I’m still trying to uncover who these residents were. This year, I’ve been focusing on one of the ashrams in South Africa, called Phoenix Settlement. It’s an interesting mix of residents there: a number of other Indians living and working in South Africa, coming from different regions, family traditions, caste backgrounds, and class backgrounds. And then there were a number of Afrikaaners, Europeans who had come to reside in South Africa and became friends with Gandhi. Some were Christian missionaries who were interested in promoting a more ideal society in terms of race. Others were trained lawyers who worked with Gandhi because of course he was a lawyer.
One pleasant surprise is that I’ve been reading the journal of a woman who lived at Phoenix Settlement, named Millie Graham Polak. Millie had tremendous respect and affection for Gandhi but she was aware that he was a human person, not a saint as he is often described. She challenged him regularly as he sought to establish rules in the early days of the ashram.
What do you think Enhancing Life studies can offer your discipline, and why?
It can expand the ways that we think about asceticism within the discipline of Religious Studies.

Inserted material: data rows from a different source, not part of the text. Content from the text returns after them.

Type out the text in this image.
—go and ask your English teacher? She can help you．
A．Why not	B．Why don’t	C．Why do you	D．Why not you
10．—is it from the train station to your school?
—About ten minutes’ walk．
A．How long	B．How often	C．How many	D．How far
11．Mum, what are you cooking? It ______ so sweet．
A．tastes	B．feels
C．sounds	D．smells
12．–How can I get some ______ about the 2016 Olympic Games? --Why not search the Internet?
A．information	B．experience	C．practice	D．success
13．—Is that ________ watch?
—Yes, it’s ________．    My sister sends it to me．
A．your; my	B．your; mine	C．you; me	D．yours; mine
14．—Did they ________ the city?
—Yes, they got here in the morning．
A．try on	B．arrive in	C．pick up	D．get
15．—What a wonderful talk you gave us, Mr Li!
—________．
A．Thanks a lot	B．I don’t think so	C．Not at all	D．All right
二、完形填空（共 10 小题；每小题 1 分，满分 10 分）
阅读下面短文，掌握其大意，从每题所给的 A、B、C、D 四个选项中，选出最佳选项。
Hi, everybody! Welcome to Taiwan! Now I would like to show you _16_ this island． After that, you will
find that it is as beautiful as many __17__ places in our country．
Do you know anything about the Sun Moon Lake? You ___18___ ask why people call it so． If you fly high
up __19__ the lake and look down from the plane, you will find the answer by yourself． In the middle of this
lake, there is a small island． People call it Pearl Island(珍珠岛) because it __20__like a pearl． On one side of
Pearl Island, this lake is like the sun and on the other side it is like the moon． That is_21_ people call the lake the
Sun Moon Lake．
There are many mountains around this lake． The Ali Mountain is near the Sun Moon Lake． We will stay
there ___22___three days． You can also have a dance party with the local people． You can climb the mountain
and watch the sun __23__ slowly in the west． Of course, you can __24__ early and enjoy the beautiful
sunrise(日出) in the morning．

Asceticism has sometimes been interpreted as a habit of refusal or self-denial, directed toward the goal of escape from this life and toward the afterlife. But for Gandhi, the ascetic practices that he employed—including celibacy and limiting his diet and living in these ashrams, which in the classic Hindu context was set apart for ascetic practitioners—had constructive social and political significance. Practicing self-discipline and simplicity was a way of enhancing life. Gandhi’s ascetic practices at the ashrams were not world-rejecting. They confronted the major social and ethical problems of his life.
How do public debates shape your work? What are you hoping to offer those debates?
Gandhi’s role in modern Indian national history is very well known, and he’s often put on a pedestal around the world for his nonviolent methods. But he’s a controversial figure, especially in India and in Indian diaspora communities like those in South Africa. There have been questions recently about his views on race relations in South Africa and about his sexuality, in light of his advocacy of celibacy. One thing I hope my research can do is offer a deeper, more nuanced understanding of Gandhi living and working in collaboration with others, both Indian and non-Indian.
You don’t spend all of your time doing research and teaching! What’s your favorite place to travel, or the next place you’d like to go?
I travel so much for my research, it’s hard to know how to answer! If I were to travel somewhere unrelated to my work, I’d want it to be somewhere where I could be active outdoors and try something new. I’d love to do a biking tour of Wales or take my son for surf lessons in Hawaii.